Storm was rescued from Sandy but still needs a forever home.

“This is Storm, one of the 18 animals the Westchester Humane Society in Harrison rescued from New York City. Storm came from Staten Island the day before the hurricane hit.

“They were evacuating shelters and were overcrowded. In order to help prevent a lot of animals from being euthanized, we rescued a total of 18 dogs and cats.

“Storm, named in ‘honor’ of the hurricane, was saved from Sandy and did not seem to care that a week after the hurricane, a snow storm hit our area! It has been quite a week in the NYC area.

“She loves the snow, this 2-year-old girl! She is an absolute sweetheart and we are happy we were able to have saved her.

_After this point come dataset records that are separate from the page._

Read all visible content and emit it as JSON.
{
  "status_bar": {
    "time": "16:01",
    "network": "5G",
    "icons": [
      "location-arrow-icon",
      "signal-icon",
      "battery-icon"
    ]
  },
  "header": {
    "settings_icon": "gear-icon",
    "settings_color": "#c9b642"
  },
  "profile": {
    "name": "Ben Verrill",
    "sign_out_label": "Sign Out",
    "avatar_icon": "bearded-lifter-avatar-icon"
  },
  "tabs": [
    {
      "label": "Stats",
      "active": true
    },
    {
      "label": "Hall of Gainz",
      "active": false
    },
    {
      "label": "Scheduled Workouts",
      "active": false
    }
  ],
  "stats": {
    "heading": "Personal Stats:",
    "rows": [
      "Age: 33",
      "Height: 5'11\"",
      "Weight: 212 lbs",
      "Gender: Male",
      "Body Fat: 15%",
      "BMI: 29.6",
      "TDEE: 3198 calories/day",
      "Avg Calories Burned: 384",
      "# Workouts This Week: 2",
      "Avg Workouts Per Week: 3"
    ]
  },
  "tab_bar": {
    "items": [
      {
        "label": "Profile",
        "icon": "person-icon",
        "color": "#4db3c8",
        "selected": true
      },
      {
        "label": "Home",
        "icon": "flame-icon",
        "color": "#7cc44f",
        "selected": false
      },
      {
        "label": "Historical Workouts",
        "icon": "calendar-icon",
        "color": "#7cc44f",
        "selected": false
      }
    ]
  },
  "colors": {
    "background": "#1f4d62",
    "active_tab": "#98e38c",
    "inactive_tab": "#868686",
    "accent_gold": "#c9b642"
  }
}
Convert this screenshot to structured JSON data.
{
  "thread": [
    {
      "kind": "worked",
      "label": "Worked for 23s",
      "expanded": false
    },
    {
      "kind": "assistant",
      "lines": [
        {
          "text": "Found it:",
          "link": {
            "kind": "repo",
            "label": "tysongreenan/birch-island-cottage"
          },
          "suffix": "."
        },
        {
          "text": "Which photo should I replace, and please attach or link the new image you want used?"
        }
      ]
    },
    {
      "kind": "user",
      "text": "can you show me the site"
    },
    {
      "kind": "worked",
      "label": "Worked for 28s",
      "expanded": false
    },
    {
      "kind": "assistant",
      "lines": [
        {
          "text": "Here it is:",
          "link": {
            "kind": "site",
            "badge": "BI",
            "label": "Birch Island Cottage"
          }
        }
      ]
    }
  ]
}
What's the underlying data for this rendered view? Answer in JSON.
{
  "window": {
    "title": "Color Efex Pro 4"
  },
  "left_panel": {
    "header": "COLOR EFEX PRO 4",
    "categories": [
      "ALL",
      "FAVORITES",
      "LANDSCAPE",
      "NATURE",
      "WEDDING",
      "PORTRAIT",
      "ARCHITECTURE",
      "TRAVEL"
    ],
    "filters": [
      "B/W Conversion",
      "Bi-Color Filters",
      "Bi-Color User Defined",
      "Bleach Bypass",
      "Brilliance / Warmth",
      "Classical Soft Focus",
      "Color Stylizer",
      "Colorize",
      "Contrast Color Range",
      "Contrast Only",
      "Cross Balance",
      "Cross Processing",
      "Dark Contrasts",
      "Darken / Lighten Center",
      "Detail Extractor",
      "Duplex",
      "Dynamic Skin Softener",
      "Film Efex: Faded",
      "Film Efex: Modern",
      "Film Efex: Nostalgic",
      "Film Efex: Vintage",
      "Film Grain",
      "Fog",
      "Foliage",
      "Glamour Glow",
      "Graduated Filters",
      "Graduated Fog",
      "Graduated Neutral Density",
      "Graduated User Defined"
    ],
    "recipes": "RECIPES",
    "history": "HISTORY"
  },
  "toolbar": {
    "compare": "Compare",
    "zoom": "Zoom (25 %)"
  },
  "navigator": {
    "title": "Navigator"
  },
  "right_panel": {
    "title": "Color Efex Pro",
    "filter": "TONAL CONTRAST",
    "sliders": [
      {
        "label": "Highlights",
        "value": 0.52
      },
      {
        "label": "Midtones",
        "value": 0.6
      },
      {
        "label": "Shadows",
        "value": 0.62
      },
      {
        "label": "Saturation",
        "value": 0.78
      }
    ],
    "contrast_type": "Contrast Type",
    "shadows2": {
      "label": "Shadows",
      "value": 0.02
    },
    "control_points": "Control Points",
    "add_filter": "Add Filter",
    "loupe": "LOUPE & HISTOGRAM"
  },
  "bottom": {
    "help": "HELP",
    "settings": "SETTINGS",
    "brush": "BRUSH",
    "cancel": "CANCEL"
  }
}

“Thank you so much for making this rescue possible!”

Some of the other shelters and rescue groups receiving disaster grants in Sandy’s wake include:

  • Tails of Love Animal Rescue, Inc., in Staten Island, NY, which lost heat and power, suffered damage to its roof and outdoor kennels, and also needed money for food, blankets, a generator, food bowls (since staff could not wash them without hot water) and cleaning supplies.
  • Seer Farms, Inc., in Jackson, NJ which “took in over 50 animals in the first weekend after the storm, which is an approximately 10% increase in our population, and we are taking in new animals every day who were either rescued from abandoned homes or brought by their owners who are living in shelters,” says owner Laura Pople. “We lost power for several days and spent several thousand dollars on tree removal.”
  • Abandoned Angels Animal Rescue in Columbus, NJ, which took in pets for people whose homes had flooded and will care for them until their families can find housing for themselves and their pets, or find them new homes if their guardians can’t take them back.
  • Helping Every Animal Live Society, Inc. in Lodi, NJ, which needed to relocate to a safer building. “We lost all our vaccinations and antibiotics that needed refrigeration. The river swept away many of our crates and destroyed pallets of dog food,” says vice president Benjamin Ortiz. “This grant will be used solely to relocate our rescues to a safe and healthy facility.”
  • Animal Rescue R Us, also in Lodi. “We lost crates, bedding, food and supplies due to damage from flood,” says president Christina Chavis. The grant will allow the shelter to replace those items to care for its 20 adoptable pets.

We are able to help these organizations continue their lifesaving work thanks to donors like you. Thank you to all who gave — every little bit helps.